Fear alone did not drive anti-Asian attacks during COVID, researchers say



By Ryan General
Anti-Asian racism during the COVID-19 pandemic was fueled more by anger than fear of infection, according to new research from Murdoch University in Australia. The study found that people who viewed Asians as responsible for the spread of the virus were more likely to support hostile or aggressive behavior toward them. Researchers said the findings help explain why discrimination during the pandemic frequently escalated beyond avoidance into harassment and violence.
Blame turned into hostility
Researchers led by psychologist Amy Lim examined whether anti-Asian discrimination during COVID-19 was driven more by disease avoidance or anger toward groups blamed for the pandemic. The study surveyed 170 white American adults and 99 participants recruited through an Australian university, measuring attitudes toward Asians alongside emotional responses tied to COVID-19.
Researchers said fear of illness may explain why people avoid groups perceived as contagious, but it does not explain why many anti-Asian incidents during the pandemic became openly confrontational. “From a disease-avoidance perspective, one might expect people to distance themselves from those they perceive as posing an infection risk,” Lim said. “However, this does not explain more confrontational or aggressive responses, which could increase exposure rather than reduce it.”
Participants who expressed higher levels of anger toward Asians were significantly more likely to support aggressive or exclusionary behavior, according to the study. In the U.S. sample, pathogen avoidance accounted for 5% of the variance in aggressive discrimination, while anger accounted for an additional 71.1% after researchers added it to the model. In the Australian sample, anger was positively correlated with aggressive discrimination, while pathogen avoidance showed no significant relationship to discriminatory behavior measured in the study.
Pandemic rhetoric fueled attacks
Anti-Asian harassment and violence rose sharply during the pandemic as Asians and Chinese communities became tied to the virus in political rhetoric and online discourse. Stop AAPI Hate received 10,905 reports of hate incidents against Asian American and Pacific Islander people in the U.S. between March 2020 and December 2021.

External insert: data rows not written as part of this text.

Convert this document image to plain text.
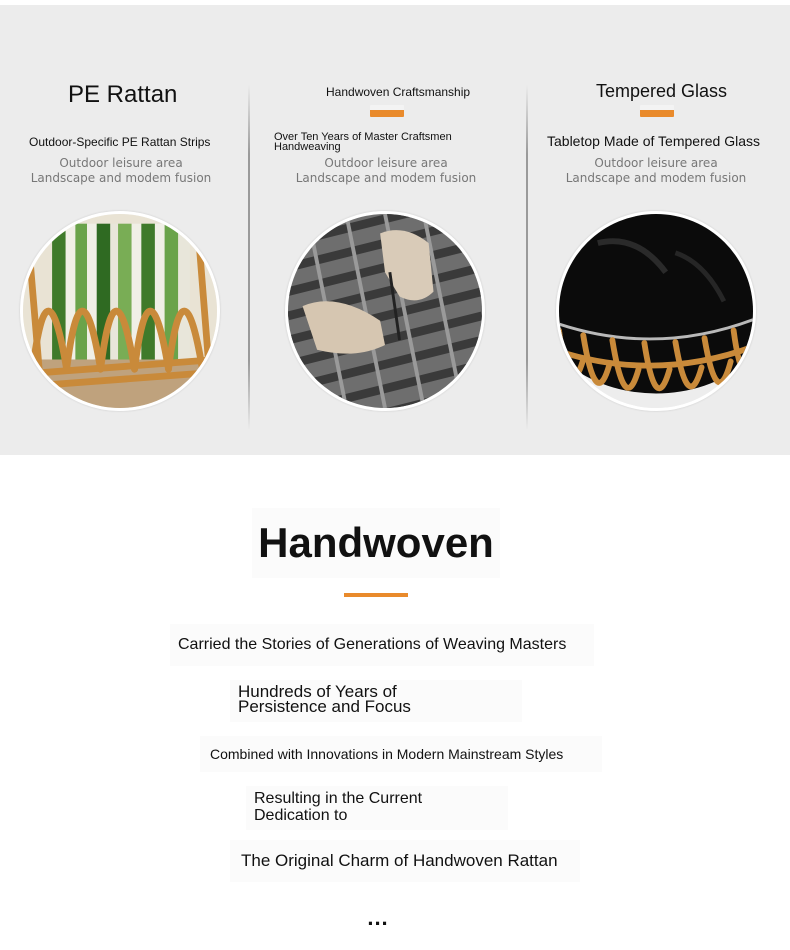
PE Rattan
Outdoor-Specific PE Rattan Strips
Outdoor leisure area
Landscape and modem fusion
Handwoven Craftsmanship
Over Ten Years of Master Craftsmen Handweaving
Outdoor leisure area
Landscape and modem fusion
Tempered Glass
Tabletop Made of Tempered Glass
Outdoor leisure area
Landscape and modem fusion
Handwoven
Carried the Stories of Generations of Weaving Masters
Hundreds of Years of Persistence and Focus
Combined with Innovations in Modern Mainstream Styles
Resulting in the Current Dedication to
The Original Charm of Handwoven Rattan
...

Verbal harassment accounted for 63% of reported incidents, while physical assaults made up 16.2%. Nearly half occurred in public spaces such as streets, parks and public transit. Women submitted nearly two-thirds of all reports collected by the organization.
Researchers studying online behavior during the pandemic documented similar spikes in anti-Asian hate speech after phrases such as “Chinese virus” and “kung flu” entered mainstream political rhetoric. One large-scale study found local COVID-19 diagnoses were associated with increases in racist Google searches and anti-Asian Twitter posts, with stronger effects on days when President Donald Trump linked China to the virus in social media posts.
Organizations such as The Asian American Foundation (TAAF) responded to concerns over escalating rhetoric by launching the Anti-Hate Rapid Response Toolkit, a digital resource offering safety guidance, reporting information and community response tools for Asian American communities. TAAF also collaborated with Stop AAPI Hate on developing the “Documenting Anti-AAPI Hate Codebook,” which standardized how anti-Asian hate incidents are identified and recorded.